Frauen und Männer entscheiden sich bei
Wahlen also nicht für die eine oder andere
Partei oder für den einen oder anderen
Kandidaten aufgrund ihres Geschlechts.
Bezüglich der Wahlbeteiligung gab es
zwischen Männern und Frauen seit
Einführung des Frauenwahlrechts 1918 nie
nennenswerte Unterschiede.
Schaut man sich aber zusätzlich Alter oder
auch Geburtsjahrgang der Wähler an, dann
wird deutlich wie stark sich z.B. die jungen
Frauen von den älteren unterscheiden,
wenn es ans Wählen geht. Die Ergebnisse
der Repräsentativen Wahlstatistik zeigen,
dass ältere Frauen immer noch eher
CDU/CSU wählen. Die jüngeren ganz oft
Bündnis 90/Die Grünen. Auch was die
Wahlbeteiligung
angeht,
sind
die
Differenzen nach Alter größer. Junge
Menschen gehen, egal welches Geschlecht
sie haben, generell seltener zur Wahl als
ältere. Bei Männern wie bei Frauen steigt
die Wahlbeteiligung mit dem Lebensalter
an. Nur die Frauen über 70 gehen dann
wieder seltener zur Wahl, weil sie oft
allein und isoliert leben.
Allgemein unterscheiden sich also Männer
und
Frauen
kaum
in
ihren
Wahlentscheidungen. Zu schwer ist es
einfach, die Frauen oder die Männer als
einheitliche gesellschaftliche Gruppen zu
beschreiben.
Sich
im
Wahlkampf
besonders auf das eine oder andere
Geschlecht zu konzentrieren, lohnt sich für
Parteien somit nicht. Faktoren wie Alter,
Bildung oder Erwerbstätigkeit haben viel
eher
einen
Einfluss
auf
die
Wahlentscheidung – und zwar sowohl für
Männer als auch für Frauen.
Verena Schwald und Rebecca Rösner
Die Repräsentative Wahlstatistik
Die Repräsentative Wahlstatistik ermittelt
das Wahlverhalten nach Alter und
Geschlecht. Dabei basiert diese Statistik
nicht auf Umfrageergebnissen, sondern auf
Auszählungen von Wählerverzeichnissen
und Stimmzetteln in zufällig ausgesuchten
Wahlbezirken.

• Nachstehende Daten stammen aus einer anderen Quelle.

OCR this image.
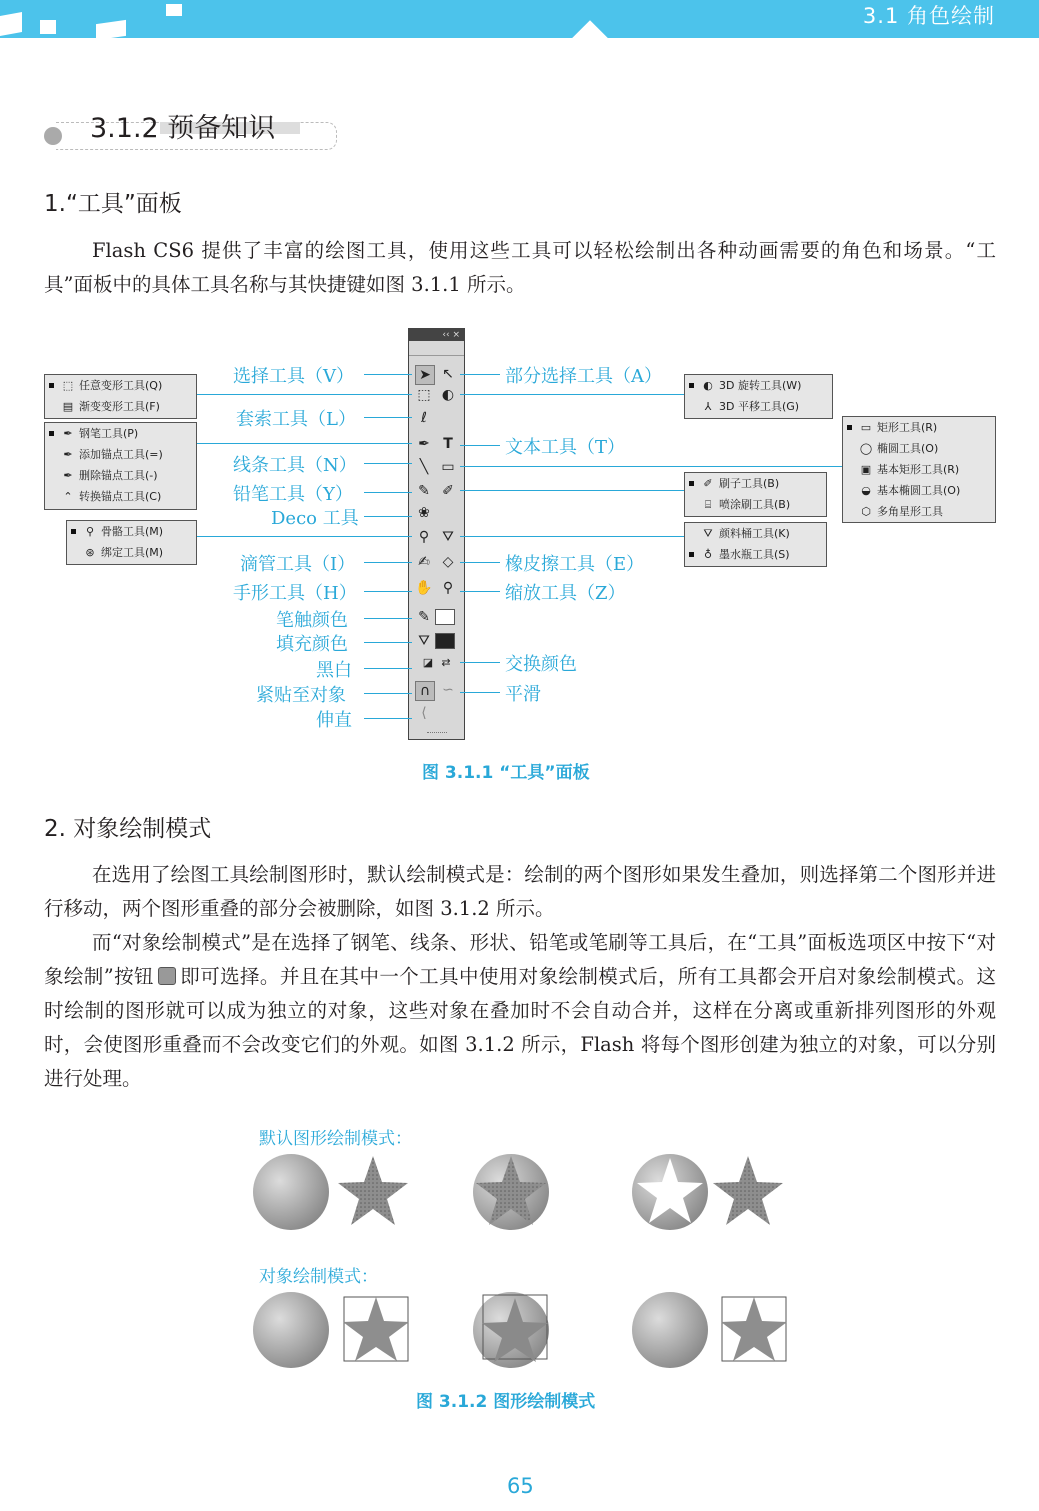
3.1 角色绘制
3.1.2 预备知识
1.“工具”面板
Flash CS6 提供了丰富的绘图工具，使用这些工具可以轻松绘制出各种动画需要的角色和场景。“工具”面板中的具体工具名称与其快捷键如图 3.1.1 所示。
‹‹ ×
➤ ↖
⬚ ◐
ℓ
✒ T
╲ ▭
✎ ✐
❀
⚲ ⛛
✍ ◇
✋ ⚲
✎
⛛
◪ ⇄
∩ ∽
⟨
选择工具（V）
套索工具（L）
线条工具（N）
铅笔工具（Y）
Deco 工具
滴管工具（I）
手形工具（H）
笔触颜色
填充颜色
黑白
紧贴至对象
伸直
部分选择工具（A）
文本工具（T）
橡皮擦工具（E）
缩放工具（Z）
交换颜色
平滑
⬚ 任意变形工具(Q)
▤ 渐变变形工具(F)
✒ 钢笔工具(P)
✒ 添加锚点工具(=)
✒ 删除锚点工具(-)
⌃ 转换锚点工具(C)
⚲ 骨骼工具(M)
⊛ 绑定工具(M)
◐ 3D 旋转工具(W)
⅄ 3D 平移工具(G)
▭ 矩形工具(R)
◯ 椭圆工具(O)
▣ 基本矩形工具(R)
◒ 基本椭圆工具(O)
⬡ 多角星形工具
✐ 刷子工具(B)
⌸ 喷涂刷工具(B)
⛛ 颜料桶工具(K)
♁ 墨水瓶工具(S)
图 3.1.1 “工具”面板
2. 对象绘制模式
在选用了绘图工具绘制图形时，默认绘制模式是：绘制的两个图形如果发生叠加，则选择第二个图形并进行移动，两个图形重叠的部分会被删除，如图 3.1.2 所示。
而“对象绘制模式”是在选择了钢笔、线条、形状、铅笔或笔刷等工具后，在“工具”面板选项区中按下“对象绘制”按钮 即可选择。并且在其中一个工具中使用对象绘制模式后，所有工具都会开启对象绘制模式。这时绘制的图形就可以成为独立的对象，这些对象在叠加时不会自动合并，这样在分离或重新排列图形的外观时，会使图形重叠而不会改变它们的外观。如图 3.1.2 所示，Flash 将每个图形创建为独立的对象，可以分别进行处理。
默认图形绘制模式：
对象绘制模式：
图 3.1.2 图形绘制模式
65
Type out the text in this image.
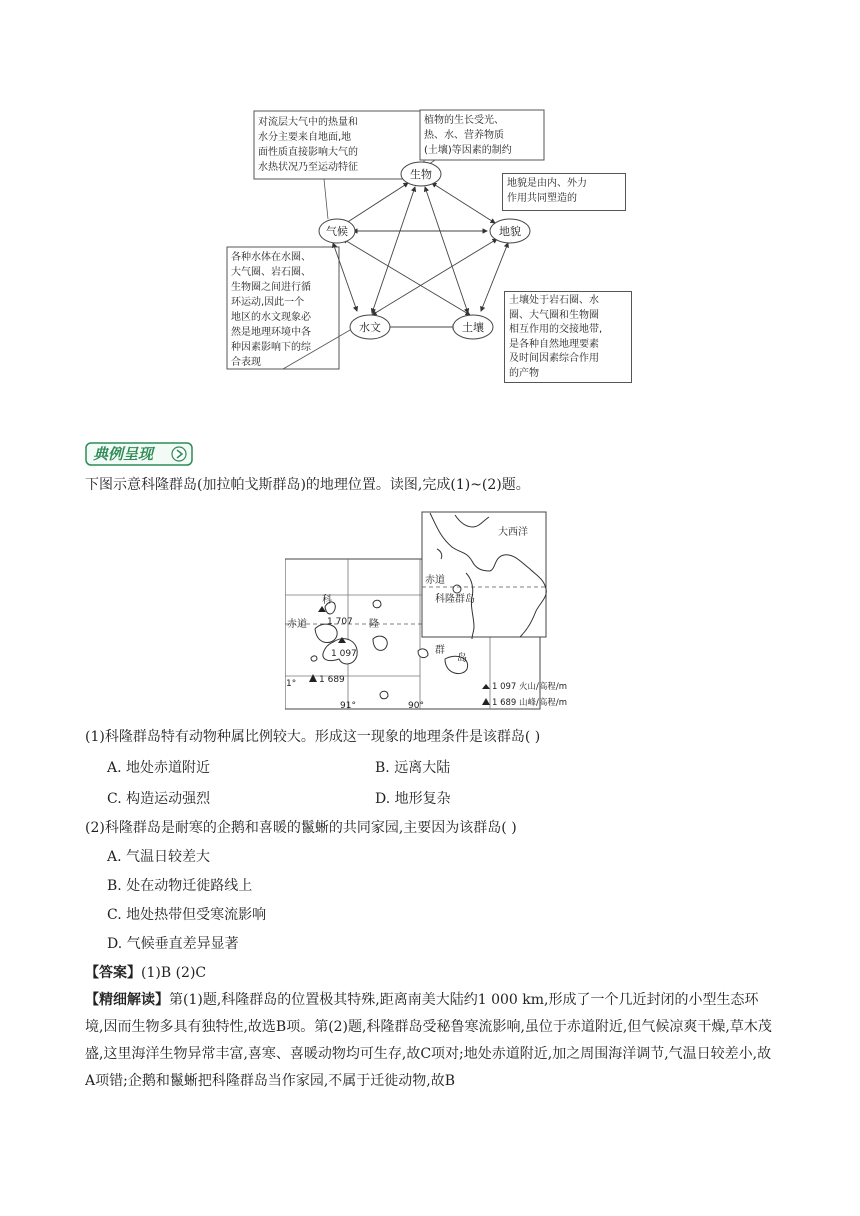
生物
气候	地貌
水文	土壤
对流层大气中的热量和
水分主要来自地面,地
面性质直接影响大气的
水热状况乃至运动特征
植物的生长受光、
热、水、营养物质
(土壤)等因素的制约
各种水体在水圈、
大气圈、岩石圈、
生物圈之间进行循
环运动,因此一个
地区的水文现象必
然是地理环境中各
种因素影响下的综
合表现
地貌是由内、外力
作用共同塑造的
土壤处于岩石圈、水
圈、大气圈和生物圈
相互作用的交接地带,
是各种自然地理要素
及时间因素综合作用
的产物
典例呈现
下图示意科隆群岛(加拉帕戈斯群岛)的地理位置。读图,完成(1)~(2)题。
科
1 707
赤道	隆
1 097	群
岛
1 689
1°
91°	90°
大西洋
赤道
科隆群岛
1 097 火山/高程/m
1 689 山峰/高程/m
(1)科隆群岛特有动物种属比例较大。形成这一现象的地理条件是该群岛( )
A. 地处赤道附近	B. 远离大陆
C. 构造运动强烈	D. 地形复杂
(2)科隆群岛是耐寒的企鹅和喜暖的鬣蜥的共同家园,主要因为该群岛( )
A. 气温日较差大
B. 处在动物迁徙路线上
C. 地处热带但受寒流影响
D. 气候垂直差异显著
【答案】(1)B (2)C
【精细解读】第(1)题,科隆群岛的位置极其特殊,距离南美大陆约1 000 km,形成了一个几近封闭的小型生态环境,因而生物多具有独特性,故选B项。第(2)题,科隆群岛受秘鲁寒流影响,虽位于赤道附近,但气候凉爽干燥,草木茂盛,这里海洋生物异常丰富,喜寒、喜暖动物均可生存,故C项对;地处赤道附近,加之周围海洋调节,气温日较差小,故A项错;企鹅和鬣蜥把科隆群岛当作家园,不属于迁徙动物,故B
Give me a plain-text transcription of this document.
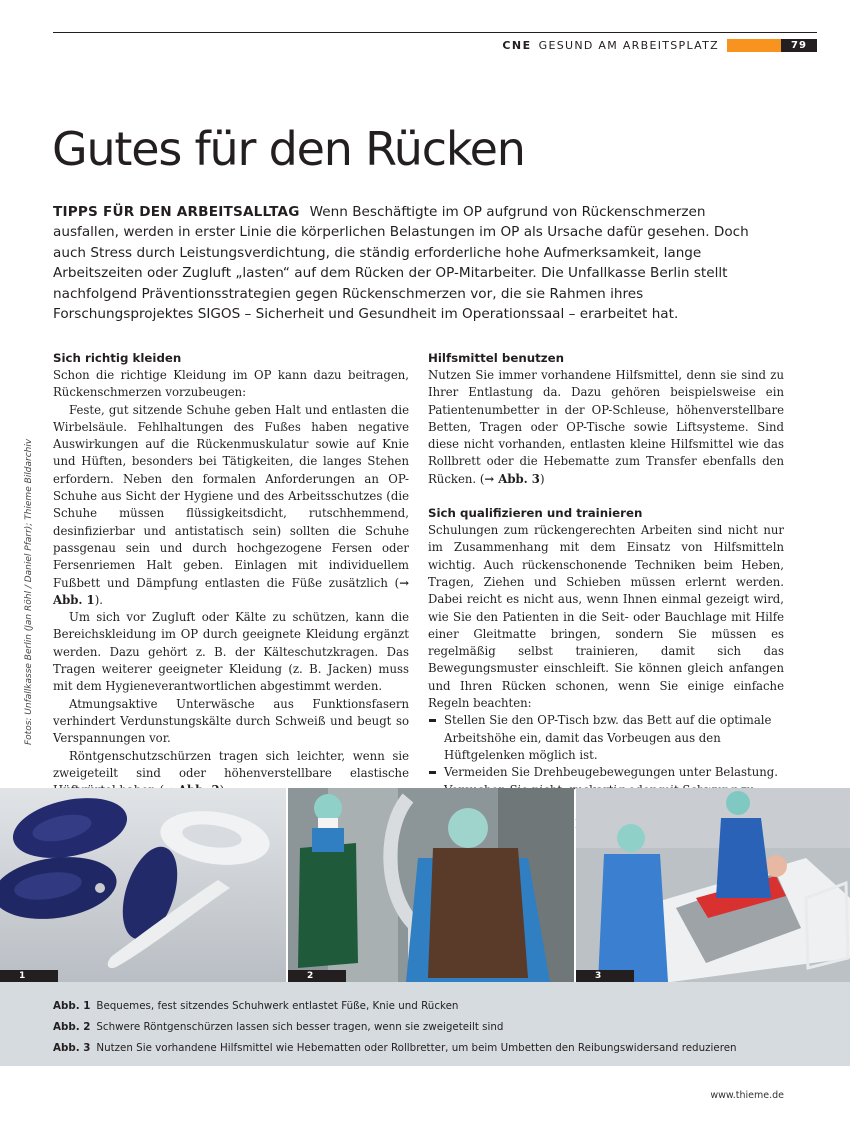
CNE GESUND AM ARBEITSPLATZ	79
Gutes für den Rücken
TIPPS FÜR DEN ARBEITSALLTAG Wenn Beschäftigte im OP aufgrund von Rückenschmerzen ausfallen, werden in erster Linie die körperlichen Belastungen im OP als Ursache dafür gesehen. Doch auch Stress durch Leistungsverdichtung, die ständig erforderliche hohe Aufmerksamkeit, lange Arbeitszeiten oder Zugluft „lasten“ auf dem Rücken der OP-Mitarbeiter. Die Unfallkasse Berlin stellt nachfolgend Präventionsstrategien gegen Rückenschmerzen vor, die sie Rahmen ihres Forschungsprojektes SIGOS – Sicherheit und Gesundheit im Operationssaal – erarbeitet hat.
Sich richtig kleiden

Schon die richtige Kleidung im OP kann dazu beitragen, Rückenschmerzen vorzubeugen:

Feste, gut sitzende Schuhe geben Halt und entlasten die Wirbelsäule. Fehlhaltungen des Fußes haben negative Auswirkungen auf die Rückenmuskulatur sowie auf Knie und Hüften, besonders bei Tätigkeiten, die langes Stehen erfordern. Neben den formalen Anforderungen an OP-Schuhe aus Sicht der Hygiene und des Arbeitsschutzes (die Schuhe müssen flüssigkeitsdicht, rutschhemmend, desinfizierbar und antistatisch sein) sollten die Schuhe passgenau sein und durch hochgezogene Fersen oder Fersenriemen Halt geben. Einlagen mit individuellem Fußbett und Dämpfung entlasten die Füße zusätzlich (→ Abb. 1).

Um sich vor Zugluft oder Kälte zu schützen, kann die Bereichskleidung im OP durch geeignete Kleidung ergänzt werden. Dazu gehört z. B. der Kälteschutzkragen. Das Tragen weiterer geeigneter Kleidung (z. B. Jacken) muss mit dem Hygieneverantwortlichen abgestimmt werden.

Atmungsaktive Unterwäsche aus Funktionsfasern verhindert Verdunstungskälte durch Schweiß und beugt so Verspannungen vor.

Röntgenschutzschürzen tragen sich leichter, wenn sie zweigeteilt sind oder höhenverstellbare elastische

Hilfsmittel benutzen

Nutzen Sie immer vorhandene Hilfsmittel, denn sie sind zu Ihrer Entlastung da. Dazu gehören beispielsweise ein Patientenumbetter in der OP-Schleuse, höhenverstellbare Betten, Tragen oder OP-Tische sowie Liftsysteme. Sind diese nicht vorhanden, entlasten kleine Hilfsmittel wie das Rollbrett oder die Hebematte zum Transfer ebenfalls den Rücken. (→ Abb. 3)

Sich qualifizieren und trainieren

Schulungen zum rückengerechten Arbeiten sind nicht nur im Zusammenhang mit dem Einsatz von Hilfsmitteln wichtig. Auch rückenschonende Techniken beim Heben, Tragen, Ziehen und Schieben müssen erlernt werden. Dabei reicht es nicht aus, wenn Ihnen einmal gezeigt wird, wie Sie den Patienten in die Seit- oder Bauchlage mit Hilfe einer Gleitmatte bringen, sondern Sie müssen es regelmäßig selbst trainieren, damit sich das Bewegungsmuster einschleift. Sie können gleich anfangen und Ihren Rücken schonen, wenn Sie einige einfache Regeln beachten:

Stellen Sie den OP-Tisch bzw. das Bett auf die optimale Arbeitshöhe ein, damit das Vorbeugen aus den Hüftgelenken möglich ist.
Vermeiden Sie Drehbeugebewegungen unter Belastung.
Fotos: Unfallkasse Berlin (Jan Röhl / Daniel Pfarr); Thieme Bildarchiv
1	2	3
Abb. 1 Bequemes, fest sitzendes Schuhwerk entlastet Füße, Knie und Rücken
Abb. 2 Schwere Röntgenschürzen lassen sich besser tragen, wenn sie zweigeteilt sind
Abb. 3 Nutzen Sie vorhandene Hilfsmittel wie Hebematten oder Rollbretter, um beim Umbetten den Reibungswidersand reduzieren
www.thieme.de
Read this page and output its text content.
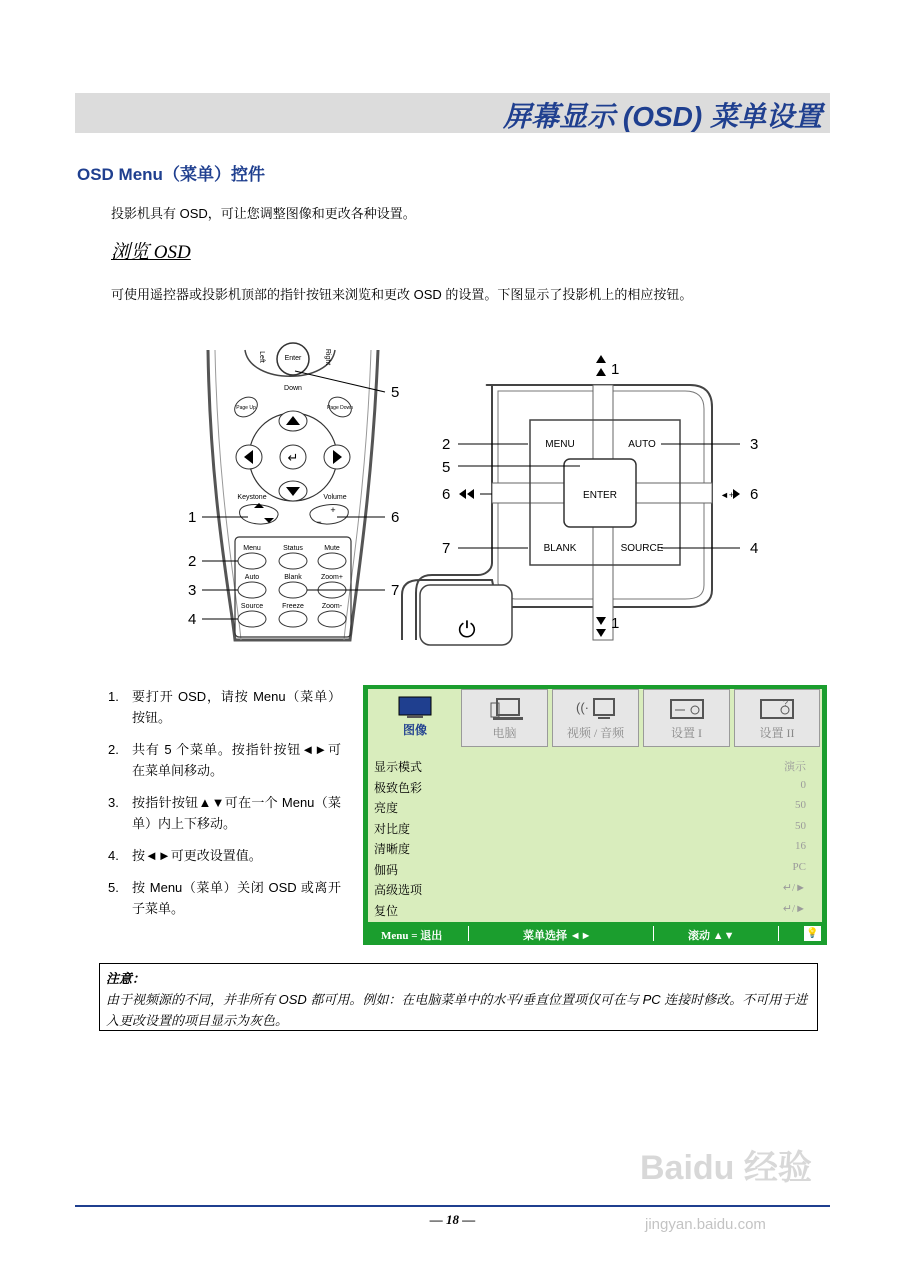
屏幕显示 (OSD) 菜单设置
OSD Menu（菜单）控件
投影机具有 OSD，可让您调整图像和更改各种设置。
浏览 OSD
可使用遥控器或投影机顶部的指针按钮来浏览和更改 OSD 的设置。下图显示了投影机上的相应按钮。
Enter
Left	Right
Down
Page Up	Page Down
↵
Keystone	Volume
−
+
Menu	Status	Mute
Auto	Blank	Zoom+
Source	Freeze	Zoom-
5
1	6
2
3	7
4
ENTER
MENU	AUTO
BLANK	SOURCE
⏻
1
1
2	3
5
6	6
◄+
7	4
1. 要打开 OSD，请按 Menu（菜单）按钮。
2. 共有 5 个菜单。按指针按钮◄►可在菜单间移动。
3. 按指针按钮▲▼可在一个 Menu（菜单）内上下移动。
4. 按◄►可更改设置值。
5. 按 Menu（菜单）关闭 OSD 或离开子菜单。
图像	电脑
((·
视频 / 音频	设置 I
?
设置 II
显示模式	演示
极致色彩	0
亮度	50
对比度	50
清晰度	16
伽码	PC
高级选项	↵/►
复位	↵/►
Menu = 退出	菜单选择 ◄►	滚动 ▲▼	💡
注意：
由于视频源的不同，并非所有 OSD 都可用。例如：在电脑菜单中的水平/垂直位置项仅可在与 PC 连接时修改。不可用于进入更改设置的项目显示为灰色。
Baidu 经验
jingyan.baidu.com
— 18 —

Gewählt wird in diesen
Wahlbezirken wie in allen anderen auch.
Die Wählerinnen und Wähler haben jedoch
auf ihrem Stimmzettel noch Angaben über
Alter und Geschlecht stehen. So lassen sich
schnelle und zuverlässige Angaben zu
Wahlbeteiligung, Stimmabgabe und die
Wählerschaft
der
Parteien
nach
Altersgruppen und Geschlecht machen.